It might have taken a move to the US for Eric Mosley to turn Workhuman into a global success but it will be Europe that provides the next wave of growth, according to the Dubliner.
Mosley relocated to Massachusetts along with his young family in 2005 to help scale the business beyond its home market. Companies in Europe have belatedly realised the importance of employee recognition as a tool to improving the bottom line, he says.
“If you go back five or six years, Europe was very much behind the US in this but we established a team of data scientists who were able to dig deep and demonstrate return on investment for businesses. The European market needed to see the science to believe it was credible,” Mosley explains.
Workhuman last week became only the second Irish company after Intercom to officially confirm it has reached unicorn status, a title given to privately held tech companies worth $1 billion or more. The move came after London-based alternative asset manager Intermediate Capital Group (ICG) came on board as a strategic investor by acquiring a 10 per cent stake for $120 million from existing shareholders.

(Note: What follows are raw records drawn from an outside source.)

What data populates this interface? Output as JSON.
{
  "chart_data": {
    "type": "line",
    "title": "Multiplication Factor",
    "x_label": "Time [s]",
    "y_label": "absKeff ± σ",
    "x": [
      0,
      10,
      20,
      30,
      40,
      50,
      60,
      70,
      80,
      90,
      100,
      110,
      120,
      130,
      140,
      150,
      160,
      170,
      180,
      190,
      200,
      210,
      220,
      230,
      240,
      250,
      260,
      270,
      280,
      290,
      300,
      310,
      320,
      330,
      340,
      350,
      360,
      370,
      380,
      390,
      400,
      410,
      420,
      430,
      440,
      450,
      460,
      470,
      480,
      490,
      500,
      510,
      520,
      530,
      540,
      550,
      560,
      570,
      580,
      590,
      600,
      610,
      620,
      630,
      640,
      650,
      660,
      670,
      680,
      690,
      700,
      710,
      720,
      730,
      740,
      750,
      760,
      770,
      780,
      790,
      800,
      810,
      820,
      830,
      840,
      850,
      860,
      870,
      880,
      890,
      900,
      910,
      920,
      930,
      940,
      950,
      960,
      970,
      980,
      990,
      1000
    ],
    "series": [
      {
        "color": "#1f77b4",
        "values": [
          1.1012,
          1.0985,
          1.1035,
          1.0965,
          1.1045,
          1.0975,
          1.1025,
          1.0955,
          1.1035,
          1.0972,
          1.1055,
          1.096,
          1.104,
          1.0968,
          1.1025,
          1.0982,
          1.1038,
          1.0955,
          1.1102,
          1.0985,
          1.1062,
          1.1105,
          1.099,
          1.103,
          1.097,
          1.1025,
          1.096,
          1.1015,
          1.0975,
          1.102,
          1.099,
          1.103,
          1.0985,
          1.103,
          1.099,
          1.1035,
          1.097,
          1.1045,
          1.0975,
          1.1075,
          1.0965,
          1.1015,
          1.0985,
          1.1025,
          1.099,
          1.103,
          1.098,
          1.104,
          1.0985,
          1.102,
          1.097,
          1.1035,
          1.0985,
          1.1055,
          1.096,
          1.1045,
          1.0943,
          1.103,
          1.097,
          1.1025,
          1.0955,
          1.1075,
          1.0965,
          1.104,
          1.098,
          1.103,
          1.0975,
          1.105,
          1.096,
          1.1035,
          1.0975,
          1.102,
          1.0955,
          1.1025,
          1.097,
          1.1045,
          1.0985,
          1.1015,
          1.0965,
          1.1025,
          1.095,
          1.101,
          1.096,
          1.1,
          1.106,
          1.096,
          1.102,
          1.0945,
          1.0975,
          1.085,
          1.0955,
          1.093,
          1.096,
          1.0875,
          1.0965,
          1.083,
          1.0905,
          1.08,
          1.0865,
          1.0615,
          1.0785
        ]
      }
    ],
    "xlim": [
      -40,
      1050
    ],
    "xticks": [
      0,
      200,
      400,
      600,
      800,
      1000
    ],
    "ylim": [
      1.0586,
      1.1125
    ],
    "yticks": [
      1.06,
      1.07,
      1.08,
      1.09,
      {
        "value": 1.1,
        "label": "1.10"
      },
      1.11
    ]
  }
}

It may not be a household name, but Workhuman has quietly prospered into a large international company, with revenues of $700 million last year. With more than five million employees using its platform across 160 countries, it operates employee reward and incentive schemes on behalf of some of the world's biggest companies, including Cisco, GE, LinkedIn, Procter & Gamble, Symantec and KPMG.
Social recognition platform
“If you are running a small company you can take all your staff to the pub on a Thursday night for team building but when you are leading a business with say 100,000 employees spread out at over 100 locations, you have to do more to ensure cohesion and morale,” Mosley says.
“A social recognition platform such as Workhuman helps lead to a focused, energised employee base who are going to work more productively. In addition to rewarding a wide range of employees it also provides other insights on areas such as diversity and inclusion that goes even further to making people feel recognised and rewarded.”
The company was founded in Dublin in 1999 as GloboGifts. Mosley, who set up the company with Eddie Reynolds, originally envisaged it as an "Interflora for gift certificates" with the idea that individuals might buy certs as gifts for family and friends. However, it wasn't long before they realised there were much bigger opportunities available.
“What happened was that rather than consumers we were winning corporate customers who instead of ordering just one gift certificate from us were ordering them by the 1,000 to reward employees. At the same time, there was this whole new world of social media flourishing and we realised that bringing the two together could have a major impact,” Mosley says.
The entrepreneur (49), who has held on to his accent despite the years away, rebranded the company as Globoforce and achieved a fair degree of success locally before a change in legislation made it less of an incentive taxwise for employers to reward staff. This ended up being a blessing rather than a curse for the company.
Pivotal moment
“We were spending way too much time chasing business that was tax-incentivised that largely disappeared and so we had to focus instead on the long-term vision of the company, which as I saw it meant moving to the US. I’d been going over for a few weeks at a time but it was only when I relocated that I realised the importance of being on the ground in terms of absorbing fully how the culture works.
“It was a pivotal moment for the company because the market there was much more evolved, although even in the US the employee recognition programmes were old-fashioned and hierarchical.”
The businessman says Workhuman was the first to reinvent the concept of recognition in the workplace as a social activity.
“In the past, it was something driven by managers who designated who their top 10 performers were and rewarded the same people again and again. We worked to turn that upside down by telling companies they needed a bigger winners’ circle. Basically, you want 90 per cent of employees to feel appreciated rather than just one or two so we encouraged more awards to be given to more people and for it to be something that is designated as a function to employees themselves,” Mosley says.
“The result is that everyone feels they are a part of a team. The relationships between people get deeper and retention goes up because staff don’t want to leave a place where they are fulfilled and where the work they do is recognised and rewarded.”
Workhuman, which rebranded from Globoforce in 2019, has grown every year over the past 20 years and is on course to reach revenues of $1 billion by the end of 2021. In the early days, Mosley didn’t just get out and sell the concept but also did much of the coding of the company’s platform. Even though he is keen to return to Dublin at some point and says an initial public offering (IPO) is on the cards, he’s in no rush to relinquish control of Workhuman.
“[Until recently] we hadn’t raised money since 2004 and over the lifetime of the company we’d only raised $14 million because I’ve always believed that raising huge investment can be detrimental to development as you have to generate returns to suit investors’ timescales. That corrupts the natural evolution of the business. But that said I’m in favour of an IPO at some point because it means even greater rigour and governance,” he says. “Even if there is one and that is something I think will happen, I’ll be thinking of staying on for a while afterwards. I’m in it for the long haul.”